OmniData is designed to work with ManyHats — the role-switching system that lets a person wear different professional hats throughout their day. Each hat can have its own .omnidata container, keeping knowledge isolated by role.

The omni: field in hat YAML

To associate an OmniData container with a hat, add the omni: field to the hat’s YAML configuration:

# ~/.config/manyhats/hats/director-of-ai.yaml
name: director-of-ai
display_name: Director of AI
omni:
  instance_name: director-of-ai
  auto_create: true
  adapters:
    - name: filesystem
      config:
        watch_paths:
          - ~/Documents/ai-strategy
    - name: chrome-capture
      config:
        capture_screenshots: true

The omni: block tells ManyHats that this hat has a companion OmniData container. The instance_name maps to the bundle directory: director-of-ai.omnidata/.

Auto-create on wear

When auto_create: true is set, the first time you wear a hat, ManyHats will:

  1. Check if ~/.local/share/eidosomni/instances/<instance_name>.omnidata/ exists
  2. If not, create the bundle directory structure (index.db, memory.db, blobs/, manifest.json, adapters.json)
  3. Write the manifest with the hat’s identity to manifest.json
  4. Register the configured adapters in adapters.json
  5. Run an initial sync for all enabled adapters

This means wearing a new hat for the first time automatically provisions its knowledge container. No manual setup required.

Whoami: active container detection

When an OmniData surface (CLI, MCP server, Chrome extension) needs to know which container to use, it queries ManyHats for the currently active hat:

manyhats whoami
# Returns: director-of-ai

The runtime then resolves this to the corresponding .omnidata bundle. This is how the MCP server knows which container to search when an AI agent asks a question — it uses the knowledge scoped to the hat the user is currently wearing.

The resolution path:

  1. manyhats whoami returns the active hat name
  2. Read the hat YAML to find omni.instance_name
  3. Open ~/.local/share/eidosomni/instances/<instance_name>.omnidata/

If no hat is active, surfaces fall back to a default container or prompt the user.

Take-off: WAL checkpoint

When switching away from a hat (manyhats take-off), ManyHats runs a WAL checkpoint on both databases inside the active .omnidata bundle:

# Checkpoint index.db
index_conn = sqlite3.connect("instance.omnidata/index.db")
index_conn.execute("PRAGMA wal_checkpoint(TRUNCATE)")
index_conn.close()

# Checkpoint memory.db
memory_conn = sqlite3.connect("instance.omnidata/memory.db")
memory_conn.execute("PRAGMA wal_checkpoint(TRUNCATE)")
memory_conn.close()

This flushes the Write-Ahead Log back into each database file. The checkpoint serves two purposes:

  • Clean handoff — Both databases are in a fully consistent state with no pending WAL data. Safe to copy, backup, or sync to another machine.
  • Size management — WAL files can grow during active use. Checkpointing on take-off keeps them bounded.

Lifecycle summary

ManyHats Event OmniData Action
wear (first time) Bootstrap .omnidata bundle (index.db, memory.db, blobs/, manifest.json, adapters.json), initial sync
wear (subsequent) Open databases, set PRAGMAs, resume adapter scheduling
whoami Return active container for surfaces to use
take-off WAL checkpoint both databases, pause adapter scheduling
remove (hat deleted) Mark manifest as deleted (bundle preserved)
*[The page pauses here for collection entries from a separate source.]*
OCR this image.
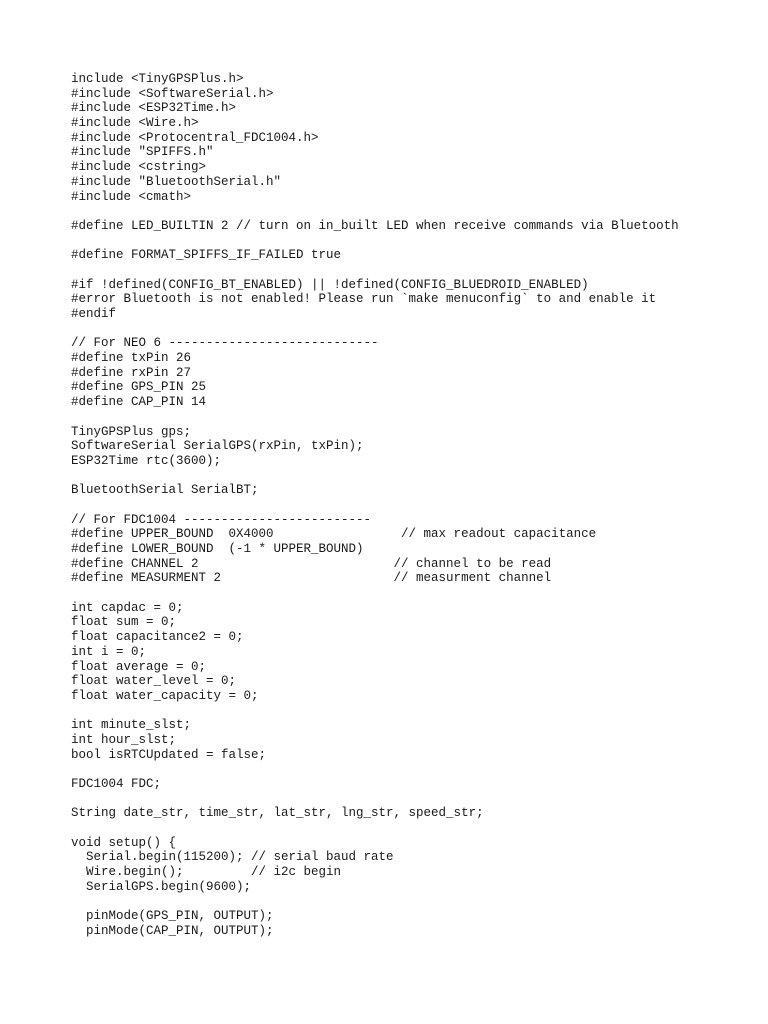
include <TinyGPSPlus.h>
#include <SoftwareSerial.h>
#include <ESP32Time.h>
#include <Wire.h>
#include <Protocentral_FDC1004.h>
#include "SPIFFS.h"
#include <cstring>
#include "BluetoothSerial.h"
#include <cmath>
#define LED_BUILTIN 2 // turn on in_built LED when receive commands via Bluetooth
#define FORMAT_SPIFFS_IF_FAILED true
#if !defined(CONFIG_BT_ENABLED) || !defined(CONFIG_BLUEDROID_ENABLED)
#error Bluetooth is not enabled! Please run `make menuconfig` to and enable it
#endif
// For NEO 6 ----------------------------
#define txPin 26
#define rxPin 27
#define GPS_PIN 25
#define CAP_PIN 14
TinyGPSPlus gps;
SoftwareSerial SerialGPS(rxPin, txPin);
ESP32Time rtc(3600);
BluetoothSerial SerialBT;
// For FDC1004 -------------------------
#define UPPER_BOUND  0X4000                 // max readout capacitance
#define LOWER_BOUND  (-1 * UPPER_BOUND)
#define CHANNEL 2                          // channel to be read
#define MEASURMENT 2                       // measurment channel
int capdac = 0;
float sum = 0;
float capacitance2 = 0;
int i = 0;
float average = 0;
float water_level = 0;
float water_capacity = 0;
int minute_slst;
int hour_slst;
bool isRTCUpdated = false;
FDC1004 FDC;
String date_str, time_str, lat_str, lng_str, speed_str;
void setup() {
Serial.begin(115200); // serial baud rate
Wire.begin();         // i2c begin
SerialGPS.begin(9600);
pinMode(GPS_PIN, OUTPUT);
pinMode(CAP_PIN, OUTPUT);
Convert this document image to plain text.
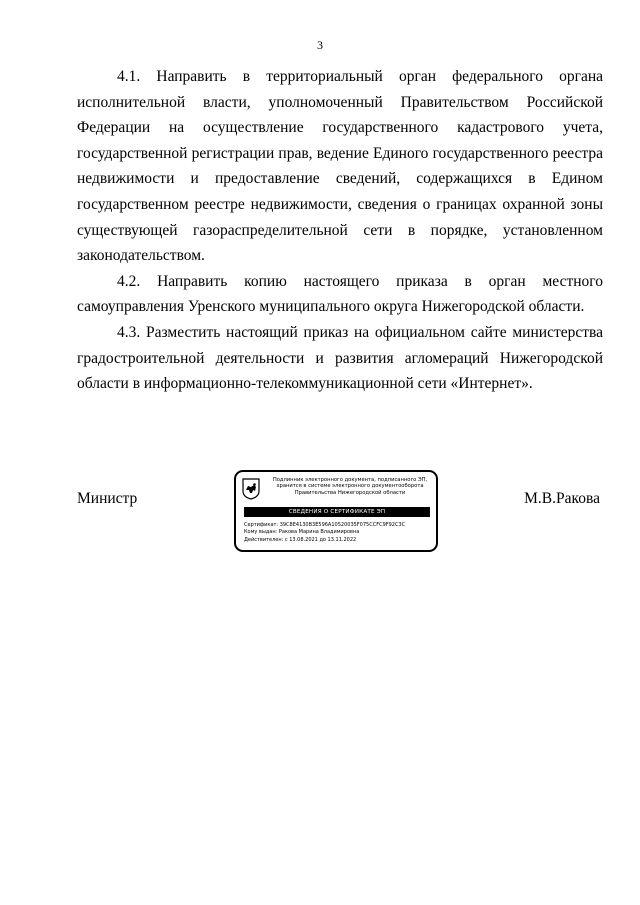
3

4.1. Направить в территориальный орган федерального органа исполнительной власти, уполномоченный Правительством Российской Федерации на осуществление государственного кадастрового учета, государственной регистрации прав, ведение Единого государственного реестра недвижимости и предоставление сведений, содержащихся в Едином государственном реестре недвижимости, сведения о границах охранной зоны существующей газораспределительной сети в порядке, установленном законодательством.

4.2. Направить копию настоящего приказа в орган местного самоуправления Уренского муниципального округа Нижегородской области.

4.3. Разместить настоящий приказ на официальном сайте министерства градостроительной деятельности и развития агломераций Нижегородской области в информационно-телекоммуникационной сети «Интернет».

Министр
Подлинник электронного документа, подписанного ЭП,
хранится в системе электронного документооборота
Правительства Нижегородской области
СВЕДЕНИЯ О СЕРТИФИКАТЕ ЭП
Сертификат: 39C8E4130B3E596A10520035F075CCFC9F92C3C
Кому выдан: Ракова Марина Владимировна
Действителен: с 13.08.2021 до 13.11.2022
М.В.Ракова
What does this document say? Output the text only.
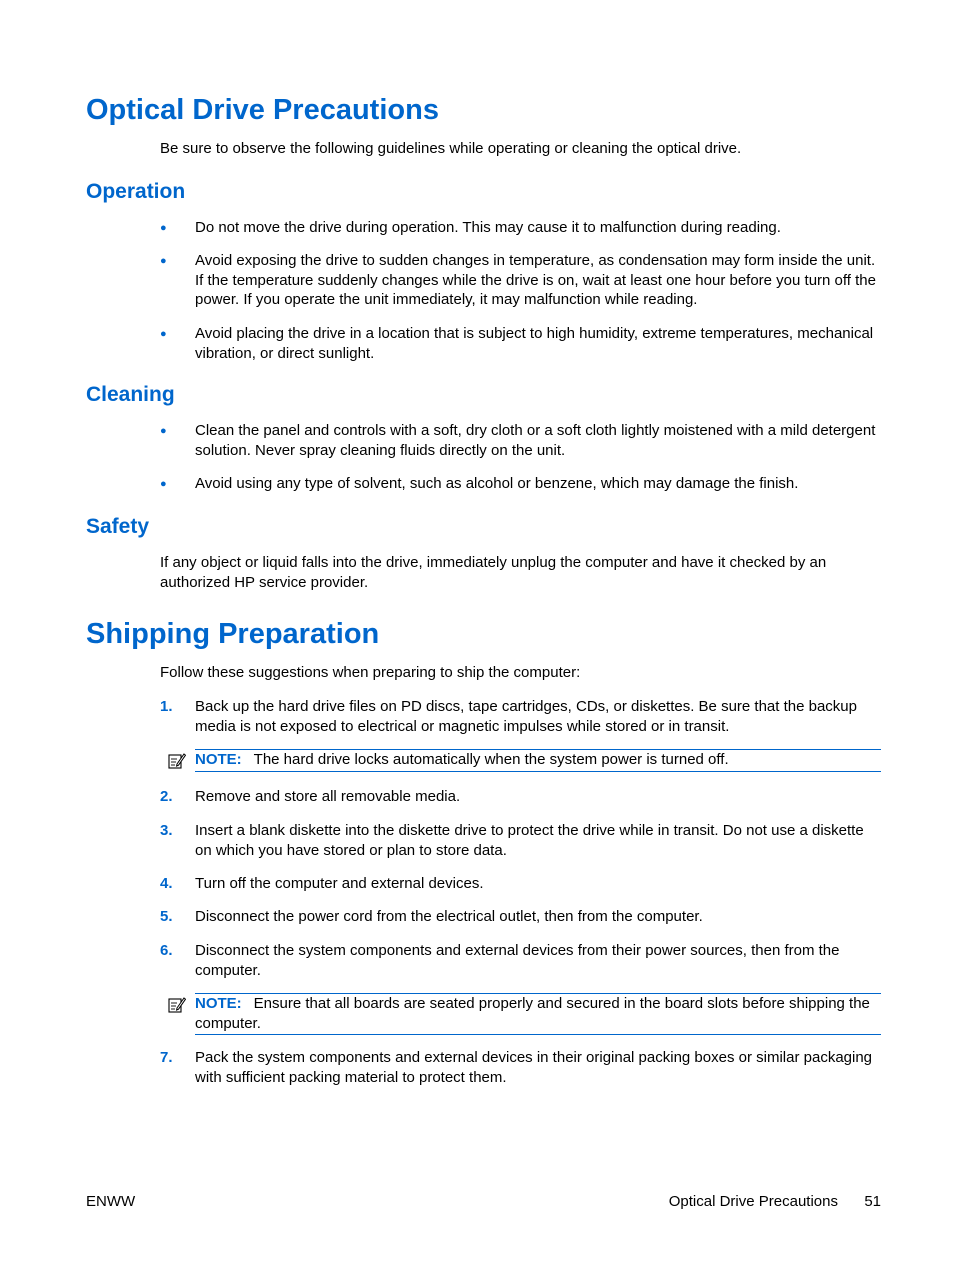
Optical Drive Precautions

Be sure to observe the following guidelines while operating or cleaning the optical drive.

Operation
●	Do not move the drive during operation. This may cause it to malfunction during reading.
●	Avoid exposing the drive to sudden changes in temperature, as condensation may form inside the unit. If the temperature suddenly changes while the drive is on, wait at least one hour before you turn off the power. If you operate the unit immediately, it may malfunction while reading.
●	Avoid placing the drive in a location that is subject to high humidity, extreme temperatures, mechanical vibration, or direct sunlight.
Cleaning
●	Clean the panel and controls with a soft, dry cloth or a soft cloth lightly moistened with a mild detergent solution. Never spray cleaning fluids directly on the unit.
●	Avoid using any type of solvent, such as alcohol or benzene, which may damage the finish.
Safety

If any object or liquid falls into the drive, immediately unplug the computer and have it checked by an authorized HP service provider.

Shipping Preparation

Follow these suggestions when preparing to ship the computer:

1.	Back up the hard drive files on PD discs, tape cartridges, CDs, or diskettes. Be sure that the backup media is not exposed to electrical or magnetic impulses while stored or in transit.
NOTE: The hard drive locks automatically when the system power is turned off.
2.	Remove and store all removable media.
3.	Insert a blank diskette into the diskette drive to protect the drive while in transit. Do not use a diskette on which you have stored or plan to store data.
4.	Turn off the computer and external devices.
5.	Disconnect the power cord from the electrical outlet, then from the computer.
6.	Disconnect the system components and external devices from their power sources, then from the computer.
NOTE: Ensure that all boards are seated properly and secured in the board slots before shipping the computer.
7.	Pack the system components and external devices in their original packing boxes or similar packaging with sufficient packing material to protect them.
ENWW	Optical Drive Precautions 51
Multiple hats, multiple containers

A person might have:

director-of-ai.omnidata/    — AI strategy docs, research papers, agent logs
health.omnidata/             — medical records, fitness data, nutrition logs
financial-manager.omnidata/  — portfolio data, tax documents, bank statements
builder.omnidata/            — code repos, architecture decisions, devlogs

Each is completely independent. Searching the health container will never return results from financial-manager. This isolation is by design — it mirrors the real-world separation of concerns across roles.